First-Principles Investigation of Defect- and Interface-Controlled Resistive Switching in 2D Transition Metal Dichalcogenides

Non-volatile resistive switching (NVRS) in two-dimensional (2D) transition-metal dichalcogenides (TMDs) offers a platform to explore field-driven electronic and structural transformations at the atomic scale. Despite increasing experimental reports of switching in TMD-based heterostructures, the microscopic origin of the process remains debated, often attributed solely to filament formation or adatom migration. Using first-principles density-functional theory (DFT) and nonequilibrium Green’s function (NEGF) transport simulations, we investigate a multistage switching mechanism governed by both monatomic defect complexes and interfacial coupling between metallic electrodes and TMD layers.
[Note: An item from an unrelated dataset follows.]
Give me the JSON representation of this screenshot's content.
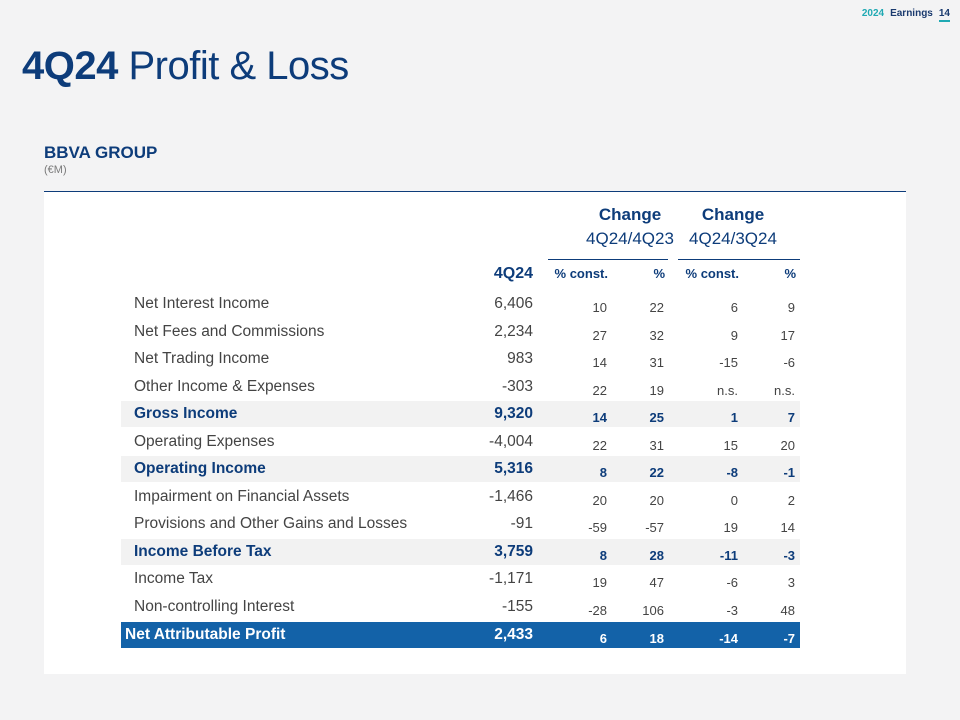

Electric-field-induced motion of the central TMD layer modulates interlayer spacing and interfacial charge transfer, significantly influencing conductivity. In conjunction, adsorption of single Au atoms at S-vacancy sites introduces localized electronic states that strongly alter transmission pathways. These results highlight the interplay between defect energetics, field-driven atomic displacements, and interfacial bonding in determining resistive states. Ongoing work extends this analysis to additional electrodes to identify general descriptors for defect-mediated switching in 2D materials.